Court Opinion

ID: 9726764
Source: CourtListenerOpinion
Date Created: 2023-08-26 13:07:22.432013+00
Date Added: 2024-06-11T18:25:29.873124
License: Public Domain

Currie, J.
(concurring). I fully concur in the court’s opinion herein, but wish to add some comments with respect to the constitutionality of the retroactive feature of the amendment made by the legislature in 1947 to sec. 71.08 (9), Stats.
The taxes in controversy are those for the calendar years of 1944 and 1945. There'apparently was no express provision in the statutes prior to 1947, comparable to present sec. 71.10 (10), which permitted a taxpayer to file a claim for refund with respect to income taxes already paid. There was a provision in sec. 71.10 (6) (d), Stats. 1945, for a refund, if an audit by the department disclosed an overpayment. Under sec. 71.115 (1) (b), Stats. 1945, in order for *356the department to assess additional income taxes found due on an audit of the taxpayer’s return, notice of the proposed assessment was required to be served not later than three years after the close of the taxable year for which such return had been filed.
Then in 1947 the legislature enacted ch. 318, Laws of 1947, which created sec. 71.10 (10), Stats., giving taxpayers the right to file claims for refund. Later in the session the same legislature enacted ch. 557, Laws of 1947, which amended sec. 71.10 (10) (b) so as to limit the taxable years for which such claim for refund could be filed to not more than three such years next preceding the filing of the claim. Such limitation has now been extended to four instead of three years by the amendment enacted by ch. 3, Laws of 1955.
The significance of this statutory history is that the 1947 legislature, which enacted the retroactive exemption, also at the same session created the means by which a taxpayer could extend the period beyond which the assessment of his tax would become final and conclusive by filing a claim for refund. Thus all taxpayers were treated exactly alike prospectively in this respect.
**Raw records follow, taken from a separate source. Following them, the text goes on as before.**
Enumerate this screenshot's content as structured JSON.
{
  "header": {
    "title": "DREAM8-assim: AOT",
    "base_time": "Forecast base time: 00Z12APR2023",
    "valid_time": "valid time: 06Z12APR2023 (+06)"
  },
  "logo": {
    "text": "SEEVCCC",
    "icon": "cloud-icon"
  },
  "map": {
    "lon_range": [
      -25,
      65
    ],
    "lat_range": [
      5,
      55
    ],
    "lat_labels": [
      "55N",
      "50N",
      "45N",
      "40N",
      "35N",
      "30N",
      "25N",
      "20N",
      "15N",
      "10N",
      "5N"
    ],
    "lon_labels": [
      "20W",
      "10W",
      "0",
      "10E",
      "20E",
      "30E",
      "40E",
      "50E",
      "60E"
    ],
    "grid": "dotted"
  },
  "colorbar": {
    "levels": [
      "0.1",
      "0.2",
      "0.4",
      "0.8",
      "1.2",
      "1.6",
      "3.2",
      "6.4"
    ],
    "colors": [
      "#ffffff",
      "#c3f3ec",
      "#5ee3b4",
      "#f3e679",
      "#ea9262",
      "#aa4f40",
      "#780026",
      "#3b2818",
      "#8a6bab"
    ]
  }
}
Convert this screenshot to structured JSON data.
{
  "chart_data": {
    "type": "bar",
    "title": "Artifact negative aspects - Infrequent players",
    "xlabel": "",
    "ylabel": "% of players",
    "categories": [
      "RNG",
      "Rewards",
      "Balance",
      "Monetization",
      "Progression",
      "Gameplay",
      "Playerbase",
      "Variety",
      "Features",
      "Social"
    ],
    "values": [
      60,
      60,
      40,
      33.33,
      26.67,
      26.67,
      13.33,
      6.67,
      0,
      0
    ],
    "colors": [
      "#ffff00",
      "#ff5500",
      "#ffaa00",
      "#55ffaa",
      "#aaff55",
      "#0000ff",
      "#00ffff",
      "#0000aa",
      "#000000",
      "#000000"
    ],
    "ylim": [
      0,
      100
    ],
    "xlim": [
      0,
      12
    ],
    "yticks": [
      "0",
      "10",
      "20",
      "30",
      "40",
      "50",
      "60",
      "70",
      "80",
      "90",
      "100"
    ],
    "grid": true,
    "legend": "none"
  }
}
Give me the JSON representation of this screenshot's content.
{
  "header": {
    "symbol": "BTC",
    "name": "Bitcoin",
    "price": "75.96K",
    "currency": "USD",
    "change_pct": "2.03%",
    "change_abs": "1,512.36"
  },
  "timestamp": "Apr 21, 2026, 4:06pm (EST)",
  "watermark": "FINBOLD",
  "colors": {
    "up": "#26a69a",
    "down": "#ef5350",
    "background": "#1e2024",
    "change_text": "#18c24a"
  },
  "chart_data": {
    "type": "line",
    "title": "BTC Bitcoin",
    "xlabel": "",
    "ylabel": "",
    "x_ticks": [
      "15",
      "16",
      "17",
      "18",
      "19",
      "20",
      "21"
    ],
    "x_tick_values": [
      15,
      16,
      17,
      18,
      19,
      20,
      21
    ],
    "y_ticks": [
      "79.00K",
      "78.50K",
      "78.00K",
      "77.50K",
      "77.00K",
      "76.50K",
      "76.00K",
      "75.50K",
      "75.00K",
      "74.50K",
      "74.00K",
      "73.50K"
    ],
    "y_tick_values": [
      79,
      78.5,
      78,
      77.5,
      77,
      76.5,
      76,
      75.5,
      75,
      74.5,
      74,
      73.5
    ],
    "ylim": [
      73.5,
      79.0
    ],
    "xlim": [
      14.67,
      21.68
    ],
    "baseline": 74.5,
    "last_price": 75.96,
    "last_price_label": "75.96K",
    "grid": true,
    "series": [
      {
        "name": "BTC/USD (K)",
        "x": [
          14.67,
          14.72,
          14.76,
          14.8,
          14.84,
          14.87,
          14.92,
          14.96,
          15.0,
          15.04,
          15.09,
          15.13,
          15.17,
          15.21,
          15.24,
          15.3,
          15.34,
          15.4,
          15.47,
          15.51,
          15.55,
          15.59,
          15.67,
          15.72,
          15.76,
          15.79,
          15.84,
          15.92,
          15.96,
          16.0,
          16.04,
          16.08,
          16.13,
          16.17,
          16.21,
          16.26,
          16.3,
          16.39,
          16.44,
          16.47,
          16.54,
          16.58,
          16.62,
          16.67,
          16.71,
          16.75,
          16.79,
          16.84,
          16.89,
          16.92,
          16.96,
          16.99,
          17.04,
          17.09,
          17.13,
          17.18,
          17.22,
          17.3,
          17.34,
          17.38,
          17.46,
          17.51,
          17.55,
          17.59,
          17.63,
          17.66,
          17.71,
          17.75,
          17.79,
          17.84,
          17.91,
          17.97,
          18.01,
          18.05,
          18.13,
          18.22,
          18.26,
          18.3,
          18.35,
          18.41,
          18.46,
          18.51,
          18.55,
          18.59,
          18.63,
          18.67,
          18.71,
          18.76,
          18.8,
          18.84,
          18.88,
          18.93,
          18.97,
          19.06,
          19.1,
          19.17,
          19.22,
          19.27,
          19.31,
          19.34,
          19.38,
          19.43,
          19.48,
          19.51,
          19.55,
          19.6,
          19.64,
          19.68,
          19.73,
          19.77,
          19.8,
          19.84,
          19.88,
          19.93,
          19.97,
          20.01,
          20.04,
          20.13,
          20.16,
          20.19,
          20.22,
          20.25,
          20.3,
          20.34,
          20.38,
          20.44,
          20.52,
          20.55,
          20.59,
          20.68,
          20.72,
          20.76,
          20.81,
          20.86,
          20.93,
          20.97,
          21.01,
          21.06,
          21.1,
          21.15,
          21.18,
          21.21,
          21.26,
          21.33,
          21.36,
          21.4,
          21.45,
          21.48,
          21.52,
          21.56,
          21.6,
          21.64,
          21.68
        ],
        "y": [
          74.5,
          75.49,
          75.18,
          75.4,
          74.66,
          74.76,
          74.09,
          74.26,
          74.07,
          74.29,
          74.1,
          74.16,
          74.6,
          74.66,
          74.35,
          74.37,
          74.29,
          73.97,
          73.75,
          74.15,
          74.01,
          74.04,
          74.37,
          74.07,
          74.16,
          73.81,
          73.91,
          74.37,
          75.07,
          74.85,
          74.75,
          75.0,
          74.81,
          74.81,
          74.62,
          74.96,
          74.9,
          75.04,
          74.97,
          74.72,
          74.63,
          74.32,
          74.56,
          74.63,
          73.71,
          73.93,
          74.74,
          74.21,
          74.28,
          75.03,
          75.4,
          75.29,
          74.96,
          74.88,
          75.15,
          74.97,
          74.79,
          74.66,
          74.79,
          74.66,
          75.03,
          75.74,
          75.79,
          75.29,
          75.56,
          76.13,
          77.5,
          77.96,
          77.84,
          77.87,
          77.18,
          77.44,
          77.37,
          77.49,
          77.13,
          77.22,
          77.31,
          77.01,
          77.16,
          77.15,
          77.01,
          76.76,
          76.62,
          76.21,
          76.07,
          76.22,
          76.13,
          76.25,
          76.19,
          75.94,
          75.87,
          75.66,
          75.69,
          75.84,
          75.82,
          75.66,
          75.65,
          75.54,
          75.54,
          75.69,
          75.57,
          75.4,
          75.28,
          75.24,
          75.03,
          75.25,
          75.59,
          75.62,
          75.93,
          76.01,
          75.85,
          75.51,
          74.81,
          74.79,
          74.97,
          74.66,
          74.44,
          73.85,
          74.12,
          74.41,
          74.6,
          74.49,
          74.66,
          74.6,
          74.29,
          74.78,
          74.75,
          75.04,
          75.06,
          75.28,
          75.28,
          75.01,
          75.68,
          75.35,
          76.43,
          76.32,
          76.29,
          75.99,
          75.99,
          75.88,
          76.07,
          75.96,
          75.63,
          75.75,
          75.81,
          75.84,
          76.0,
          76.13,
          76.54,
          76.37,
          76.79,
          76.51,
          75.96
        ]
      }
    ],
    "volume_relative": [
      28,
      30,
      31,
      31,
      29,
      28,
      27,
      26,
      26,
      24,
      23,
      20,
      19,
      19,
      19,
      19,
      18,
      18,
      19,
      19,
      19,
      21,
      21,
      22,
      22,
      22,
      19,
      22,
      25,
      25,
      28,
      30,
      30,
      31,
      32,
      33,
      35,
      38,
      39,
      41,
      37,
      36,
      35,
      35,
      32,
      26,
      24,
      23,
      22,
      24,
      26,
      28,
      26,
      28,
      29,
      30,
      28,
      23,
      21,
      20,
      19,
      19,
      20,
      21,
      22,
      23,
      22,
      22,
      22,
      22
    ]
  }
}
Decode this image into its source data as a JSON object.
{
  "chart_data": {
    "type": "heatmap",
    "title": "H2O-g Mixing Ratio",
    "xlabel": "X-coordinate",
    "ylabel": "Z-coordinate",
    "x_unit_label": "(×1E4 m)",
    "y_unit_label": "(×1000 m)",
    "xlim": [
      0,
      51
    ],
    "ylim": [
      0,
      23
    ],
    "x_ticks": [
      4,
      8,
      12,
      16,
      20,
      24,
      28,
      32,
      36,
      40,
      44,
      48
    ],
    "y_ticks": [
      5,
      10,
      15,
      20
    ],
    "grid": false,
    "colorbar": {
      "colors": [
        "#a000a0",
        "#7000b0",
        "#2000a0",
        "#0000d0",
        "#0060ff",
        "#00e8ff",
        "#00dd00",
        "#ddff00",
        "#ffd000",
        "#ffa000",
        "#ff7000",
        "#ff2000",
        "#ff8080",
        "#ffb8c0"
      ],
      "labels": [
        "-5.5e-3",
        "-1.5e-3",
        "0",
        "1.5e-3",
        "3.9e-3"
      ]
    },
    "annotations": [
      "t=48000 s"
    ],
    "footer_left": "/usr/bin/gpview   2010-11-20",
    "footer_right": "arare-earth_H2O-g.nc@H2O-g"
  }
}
There remains the other possibility that a taxpayer’s assessment at the time the retroactive exemption was enacted may have had the period, during which an additional assessment of tax might be made, extended by the prior act of the department in serving notice of an additional assessment. However, the department made no showing before either the board of tax appeals, or the circuit court, that any such an extension of the limitation period had taken place in this manner involving any trust entitled to the retroactive exemption. The instant taxpayer trustees did not fall in such category because the tax years of 1944 and 1945 were within the three-year-limitation period when the exemption statute was enacted in 1947. A classification should not be held *357unconstitutional as being discriminatory, and, therefore, a denial of the equal-protection-of-the-laws clause of the Fourteenth amendment, upon a mere theoretical possibility that there may be discrimination. In the instant case, before the department should be permitted to raise such a constitutional issue, it was incumbent upon it to establish by proof that some trustee taxpayers, who stood to benefit retroactively by the exemption, had had their limitation period extended as a result of the department’s serving notice of additional tax within such period.
There is a distinct possibility that there were no trustee taxpayers who fell in such class. Even if there were a limited few, this would not require that we hold the retroactive feature of the exemption unconstitutional. A classification having some reasonable basis does not offend the equal-protection clause of the Fourteenth amendment because it is not made with mathematical nicety or scientific exactness, or because in practice it actually results in some inequality. 16A C. J. S., Constitutional Law, p. 321, sec. 505; Bayside Fish Flour Co. v. Gentry (1936), 297 U. S. 422, 429, 56 Sup. Ct. 513, 80 L. Ed. 772.